図４に示される例では、転送オーディオ信号生成器４０１、空間アナライザ４０３、およびマルチプレクサ４０５は全て、同一の符号化デバイス３０３の一部として示されている。本開示の他の例では、他の構成を使用することができるということを理解されたい。いくつかの例では、転送オーディオ信号生成器４０１および空間アナライザ４０３は、マルチプレクサ４０５とは別々のデバイスまたはシステムに設けることができる。例えば、メタデータ支援空間オーディオ（ＭＡＳＡ：ｍｅｔａｄａｔａ－ａｓｓｉｓｔｅｄｓｐａｔｉａｌａｕｄｉｏ）を使用する場合、コンテンツが符号化デバイス３０３に提供される前に空間解析を実行する。このような例では、符号化デバイス３０３は、空間メタデータおよび転送オーディオ信号４１１を有するファイルまたはストリームを取得する。 In the example shown in FIG. 4, the transfer audio signal generator 401, the spatial analyzer 403, and the multiplexer 405 are all shown as part of the same encoding device 303. FIG. It should be appreciated that other configurations may be used in other examples of the present disclosure. In some examples, transfer audio signal generator 401 and spatial analyzer 403 may be provided in separate devices or systems from multiplexer 405 . For example, when using metadata-assisted spatial audio (MASA), spatial analysis is performed before the content is provided to encoding device 303 . In such an example, encoding device 303 obtains a file or stream with spatial metadata and transfer audio signal 411 .

図５は、例示的な復号デバイス３０５の特徴をより詳細に示したものである。例示的な復号デバイス３０５は、デマルチプレクサ５０１、プロトタイプ信号生成器モジュール５０３、直接音ストリーム生成器モジュール５０５、拡散音ストリーム生成器モジュール５０７、およびストリームコンバイナモジュール５０９を備える。デマルチプレクサ５０１、プロトタイプ信号生成器モジュール５０３、直接音ストリーム生成器モジュール５０５、拡散音ストリーム生成器モジュール５０７、およびストリームコンバイナモジュール５０９は、合成プロセッサ１０５Ｂ内にモジュールを備え得る。 FIG. 5 shows features of an exemplary decoding device 305 in more detail.

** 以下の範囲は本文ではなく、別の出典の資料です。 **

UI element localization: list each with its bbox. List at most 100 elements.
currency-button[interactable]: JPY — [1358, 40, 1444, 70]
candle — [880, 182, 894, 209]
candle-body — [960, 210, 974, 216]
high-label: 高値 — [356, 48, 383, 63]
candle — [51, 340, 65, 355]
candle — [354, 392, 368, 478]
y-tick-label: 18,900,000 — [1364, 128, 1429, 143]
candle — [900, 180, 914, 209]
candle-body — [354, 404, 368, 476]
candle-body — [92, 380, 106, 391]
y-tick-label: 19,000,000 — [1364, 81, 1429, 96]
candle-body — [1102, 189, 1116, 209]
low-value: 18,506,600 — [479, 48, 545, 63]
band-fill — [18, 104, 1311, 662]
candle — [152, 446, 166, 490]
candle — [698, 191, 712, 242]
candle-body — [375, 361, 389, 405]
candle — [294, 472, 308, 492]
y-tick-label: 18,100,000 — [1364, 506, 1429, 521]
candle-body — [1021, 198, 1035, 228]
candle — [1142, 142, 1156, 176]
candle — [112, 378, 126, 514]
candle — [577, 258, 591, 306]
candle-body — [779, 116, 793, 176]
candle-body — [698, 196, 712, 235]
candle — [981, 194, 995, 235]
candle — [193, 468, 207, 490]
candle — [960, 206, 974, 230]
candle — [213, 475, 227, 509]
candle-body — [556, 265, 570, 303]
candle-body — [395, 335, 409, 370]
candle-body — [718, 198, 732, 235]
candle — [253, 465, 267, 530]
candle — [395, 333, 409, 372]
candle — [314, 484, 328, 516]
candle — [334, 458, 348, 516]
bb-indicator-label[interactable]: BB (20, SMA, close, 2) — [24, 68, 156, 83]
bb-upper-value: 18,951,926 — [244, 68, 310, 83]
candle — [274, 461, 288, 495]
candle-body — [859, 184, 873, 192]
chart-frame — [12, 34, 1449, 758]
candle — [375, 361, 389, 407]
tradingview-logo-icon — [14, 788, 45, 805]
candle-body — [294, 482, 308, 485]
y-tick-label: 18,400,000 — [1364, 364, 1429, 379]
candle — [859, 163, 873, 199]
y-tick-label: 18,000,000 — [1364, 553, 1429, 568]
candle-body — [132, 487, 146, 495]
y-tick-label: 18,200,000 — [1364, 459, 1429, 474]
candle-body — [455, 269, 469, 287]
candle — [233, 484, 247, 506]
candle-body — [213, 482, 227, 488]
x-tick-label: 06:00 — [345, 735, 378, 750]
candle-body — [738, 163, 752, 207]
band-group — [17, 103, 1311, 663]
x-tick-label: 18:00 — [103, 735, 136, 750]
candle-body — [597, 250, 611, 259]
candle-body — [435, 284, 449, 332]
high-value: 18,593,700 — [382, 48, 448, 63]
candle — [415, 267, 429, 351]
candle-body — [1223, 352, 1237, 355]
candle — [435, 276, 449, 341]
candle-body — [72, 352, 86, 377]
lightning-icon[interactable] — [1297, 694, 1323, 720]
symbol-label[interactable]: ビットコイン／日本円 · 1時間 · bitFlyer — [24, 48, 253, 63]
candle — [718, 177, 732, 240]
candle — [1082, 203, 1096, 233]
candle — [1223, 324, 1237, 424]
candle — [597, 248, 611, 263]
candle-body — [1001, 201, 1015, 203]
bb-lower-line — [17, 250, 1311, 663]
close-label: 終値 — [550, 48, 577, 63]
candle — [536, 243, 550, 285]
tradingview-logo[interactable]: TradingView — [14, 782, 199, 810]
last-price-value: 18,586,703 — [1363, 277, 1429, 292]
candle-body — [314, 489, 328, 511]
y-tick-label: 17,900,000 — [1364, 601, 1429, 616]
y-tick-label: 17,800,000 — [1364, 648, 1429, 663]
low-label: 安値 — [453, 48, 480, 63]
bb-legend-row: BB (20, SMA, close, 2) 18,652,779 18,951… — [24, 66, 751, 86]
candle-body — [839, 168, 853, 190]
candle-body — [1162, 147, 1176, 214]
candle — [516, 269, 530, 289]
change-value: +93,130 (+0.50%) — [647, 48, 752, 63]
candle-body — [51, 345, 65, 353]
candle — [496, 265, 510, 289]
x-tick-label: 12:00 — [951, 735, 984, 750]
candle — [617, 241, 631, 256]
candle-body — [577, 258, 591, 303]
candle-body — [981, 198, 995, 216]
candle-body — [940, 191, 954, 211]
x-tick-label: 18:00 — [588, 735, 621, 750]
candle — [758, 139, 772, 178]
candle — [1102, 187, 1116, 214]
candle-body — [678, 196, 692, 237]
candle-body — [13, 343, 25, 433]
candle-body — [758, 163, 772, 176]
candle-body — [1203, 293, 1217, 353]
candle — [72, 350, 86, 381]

Exemplary decoding device 305 comprises demultiplexer 501 , prototype signal generator module 503 , direct sound stream generator module 505 , diffuse sound stream generator module 507 and stream combiner module 509 . Demultiplexer 501, prototype signal generator module 503, direct sound stream generator module 505, diffuse sound stream generator module 507, and stream combiner module 509 may comprise modules within synthesis processor 105B.

デマルチプレクサ５０１は、符号化された空間オーディオコンテンツと符号化された空間メタデータとを有する転送信号３１３を入力として受信する。転送信号は構成パラメータを有し得る。デマルチプレクサ５０１は、転送信号３１３を受信して、これを２つ以上の別々の構成要素に分離するように構成されている。図５の例では、デマルチプレクサ５０１は、転送信号３１３を別々の復号された転送オーディオ信号５１１、および復号された空間メタデータを有する１つ以上の出力５１３、５１５に分離するように構成されている。 Demultiplexer 501 receives as input a transfer signal 313 comprising encoded spatial audio content and encoded spatial metadata. The transfer signal may have configuration parameters. Demultiplexer 501 is configured to receive transfer signal 313 and separate it into two or more separate components. In the example of FIG. 5, the demultiplexer 501 is configured to separate the transfer signal 313 into a separate decoded transfer audio signal 511 and one or more outputs 513, 515 with decoded spatial metadata. there is

図５の例では、デマルチプレクサ５０１はデータストリーム受信器／スプリッタモジュール５２１を備える。データストリーム受信器／スプリッタモジュール５２１は、転送信号３１３を受信し、これを少なくとも空間オーディオコンテンツを有する第１の構成要素と、空間メタデータを有する第２の構成要素とに分割するように構成されている。 In the example of FIG. 5, demultiplexer 501 comprises data stream receiver/splitter module 521 . Data stream receiver/splitter module 521 is configured to receive transport signal 313 and split it into at least a first component with spatial audio content and a second component with spatial metadata. ing.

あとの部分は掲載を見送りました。